[Gllug] networking problem
james.dutton at gmail.com
Fri Jul 15 09:18:45 UTC 2011
On 15 July 2011 08:46, t.clarke <tim at seacon.co.uk> wrote:
> we have a small problem at work which I am hoping might be solved with a small
> Linux box made up from an old PC (coyote floppy distribution or similar would
> be good!) :-
> The problem is we have a device which is very old, unsupported now by the
> manufacturer and no manuals available it seems, which 'talks' to the host
> on another network via a gateway of 184.108.40.206 programmed-in (we assume) as
> its default gateway.

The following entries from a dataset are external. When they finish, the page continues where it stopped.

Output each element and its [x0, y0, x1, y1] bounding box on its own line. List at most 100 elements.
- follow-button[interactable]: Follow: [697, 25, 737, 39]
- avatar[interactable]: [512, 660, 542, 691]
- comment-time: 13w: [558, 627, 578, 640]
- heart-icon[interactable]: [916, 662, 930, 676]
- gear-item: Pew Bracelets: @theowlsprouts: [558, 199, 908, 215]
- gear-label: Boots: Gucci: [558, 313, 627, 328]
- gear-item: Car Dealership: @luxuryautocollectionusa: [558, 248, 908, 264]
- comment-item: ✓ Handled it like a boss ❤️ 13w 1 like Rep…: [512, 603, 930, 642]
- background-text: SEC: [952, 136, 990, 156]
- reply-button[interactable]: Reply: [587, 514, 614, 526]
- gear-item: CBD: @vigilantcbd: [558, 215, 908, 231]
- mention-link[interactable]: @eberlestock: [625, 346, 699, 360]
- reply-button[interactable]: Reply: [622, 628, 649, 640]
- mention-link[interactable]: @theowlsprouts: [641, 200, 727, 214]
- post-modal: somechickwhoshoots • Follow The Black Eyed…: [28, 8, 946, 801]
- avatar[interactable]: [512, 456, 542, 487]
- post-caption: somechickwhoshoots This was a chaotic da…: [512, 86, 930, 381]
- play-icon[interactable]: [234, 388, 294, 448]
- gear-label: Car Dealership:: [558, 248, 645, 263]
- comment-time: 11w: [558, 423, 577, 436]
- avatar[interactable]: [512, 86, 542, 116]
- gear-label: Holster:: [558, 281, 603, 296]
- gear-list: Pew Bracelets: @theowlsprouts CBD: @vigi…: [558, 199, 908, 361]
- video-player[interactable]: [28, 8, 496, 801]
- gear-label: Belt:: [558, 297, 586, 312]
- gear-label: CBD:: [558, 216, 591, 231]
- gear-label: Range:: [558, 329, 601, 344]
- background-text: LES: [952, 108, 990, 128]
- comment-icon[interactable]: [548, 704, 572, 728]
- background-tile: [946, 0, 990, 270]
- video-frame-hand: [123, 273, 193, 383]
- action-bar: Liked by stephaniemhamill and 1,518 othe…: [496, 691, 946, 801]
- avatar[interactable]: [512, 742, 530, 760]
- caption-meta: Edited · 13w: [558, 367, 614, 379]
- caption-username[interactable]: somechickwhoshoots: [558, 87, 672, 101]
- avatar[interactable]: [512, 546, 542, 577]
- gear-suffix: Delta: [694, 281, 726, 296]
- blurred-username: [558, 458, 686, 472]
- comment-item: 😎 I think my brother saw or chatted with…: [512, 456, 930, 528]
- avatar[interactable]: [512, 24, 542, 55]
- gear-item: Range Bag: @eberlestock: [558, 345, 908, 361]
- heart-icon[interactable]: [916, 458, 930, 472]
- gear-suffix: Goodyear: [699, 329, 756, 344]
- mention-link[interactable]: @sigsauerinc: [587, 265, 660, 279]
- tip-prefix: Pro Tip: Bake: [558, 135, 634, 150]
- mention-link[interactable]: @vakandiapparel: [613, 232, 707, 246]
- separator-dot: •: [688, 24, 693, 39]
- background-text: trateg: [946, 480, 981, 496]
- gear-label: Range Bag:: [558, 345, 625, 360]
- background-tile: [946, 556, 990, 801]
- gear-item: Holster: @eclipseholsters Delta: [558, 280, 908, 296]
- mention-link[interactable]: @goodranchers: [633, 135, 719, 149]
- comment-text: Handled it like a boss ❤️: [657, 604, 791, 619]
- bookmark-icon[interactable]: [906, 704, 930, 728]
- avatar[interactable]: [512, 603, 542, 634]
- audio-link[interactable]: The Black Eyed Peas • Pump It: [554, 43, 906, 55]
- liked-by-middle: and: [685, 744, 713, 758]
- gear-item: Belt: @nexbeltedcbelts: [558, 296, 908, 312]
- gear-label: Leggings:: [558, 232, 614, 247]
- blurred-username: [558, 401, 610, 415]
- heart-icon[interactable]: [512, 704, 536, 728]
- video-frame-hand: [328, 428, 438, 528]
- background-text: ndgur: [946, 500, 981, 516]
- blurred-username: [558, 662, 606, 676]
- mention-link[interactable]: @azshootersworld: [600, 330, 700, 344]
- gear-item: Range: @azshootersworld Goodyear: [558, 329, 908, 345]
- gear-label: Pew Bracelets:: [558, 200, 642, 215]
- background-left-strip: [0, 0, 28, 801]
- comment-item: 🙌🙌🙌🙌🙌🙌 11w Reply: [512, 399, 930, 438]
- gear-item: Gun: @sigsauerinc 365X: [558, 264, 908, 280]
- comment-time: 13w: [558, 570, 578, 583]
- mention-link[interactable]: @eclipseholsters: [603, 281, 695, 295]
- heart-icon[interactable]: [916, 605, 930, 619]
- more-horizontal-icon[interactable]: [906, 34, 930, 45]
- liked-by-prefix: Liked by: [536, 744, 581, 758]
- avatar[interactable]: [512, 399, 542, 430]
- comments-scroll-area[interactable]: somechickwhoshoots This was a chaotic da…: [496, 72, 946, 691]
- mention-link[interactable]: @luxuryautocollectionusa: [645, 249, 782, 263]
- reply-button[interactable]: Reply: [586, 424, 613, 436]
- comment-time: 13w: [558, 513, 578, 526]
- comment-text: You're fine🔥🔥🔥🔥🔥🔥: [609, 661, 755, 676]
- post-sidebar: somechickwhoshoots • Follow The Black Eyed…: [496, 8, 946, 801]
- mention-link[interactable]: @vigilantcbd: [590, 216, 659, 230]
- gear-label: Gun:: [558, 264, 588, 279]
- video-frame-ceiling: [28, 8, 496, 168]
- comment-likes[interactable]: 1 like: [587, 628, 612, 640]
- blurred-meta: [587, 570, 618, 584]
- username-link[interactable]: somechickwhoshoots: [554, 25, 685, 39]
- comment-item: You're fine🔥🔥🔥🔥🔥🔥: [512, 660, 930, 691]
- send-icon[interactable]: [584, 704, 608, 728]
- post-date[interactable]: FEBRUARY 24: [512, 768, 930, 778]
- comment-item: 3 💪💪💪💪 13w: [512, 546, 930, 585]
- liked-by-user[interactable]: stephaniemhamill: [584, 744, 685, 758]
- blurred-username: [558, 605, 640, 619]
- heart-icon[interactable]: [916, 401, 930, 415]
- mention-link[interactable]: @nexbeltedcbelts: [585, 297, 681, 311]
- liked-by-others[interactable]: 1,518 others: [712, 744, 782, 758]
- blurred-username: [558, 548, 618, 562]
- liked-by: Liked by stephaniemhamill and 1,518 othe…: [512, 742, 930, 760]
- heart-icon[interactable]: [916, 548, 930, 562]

It looks very much like we are not going to be able to
> change this routing, and the gateway of 220.127.116.11 will be disappearing shortly
> (to be replaced by another with address 18.104.22.168); don't ask me why - not my
> doing!). I believe the original decision was made before it was discovered
> that re-programming the device with a new gateway was going to be problematical
> So, assuming re-programming the gateway on the device IS impossible, can we
> cheat and shove a linux box on the LAN with an IP of 22.214.171.124 and a default
> gateway of 126.96.36.199, so that the device will send its packets to the linux
> box which will then forward (over the same eth0 interface) to 188.8.131.52, for
> ultimate delivery to the far end? It would seem this will work in theory, but
> am I missing something??
You don't give us enough information, but I will assume the subnet
mask is 255.255.255.0
First I would explore whether or not you can give the new GW device 2
IP addresses. Both 184.108.40.206 and 220.127.116.11
This will save you setting up a new box.
It would help if you gave the make and model of the old box and the
new GW device.
In answer to your question. Adding a Linux box will work.
Lets call the old box with GW 18.104.22.168 is Box A.
The new linux box with IP address 22.214.171.124 is Box B
The new router is IP address 126.96.36.199 is Box C.
What happens is this (Skipping the detailed ARP and MAC address stuff):
Box A will send its first packet to Box B.
Box B will forward it onto box C.
Box B will also send an ICMP redirect to Box A.
If Box A understands ICMP redirects, the next packet Box A sends to
the same destination IP address will be sent directly to Box C.
The nice result of this is that Box B will therefore see very little
traffic. Only the first IP packet of a new destination IP address.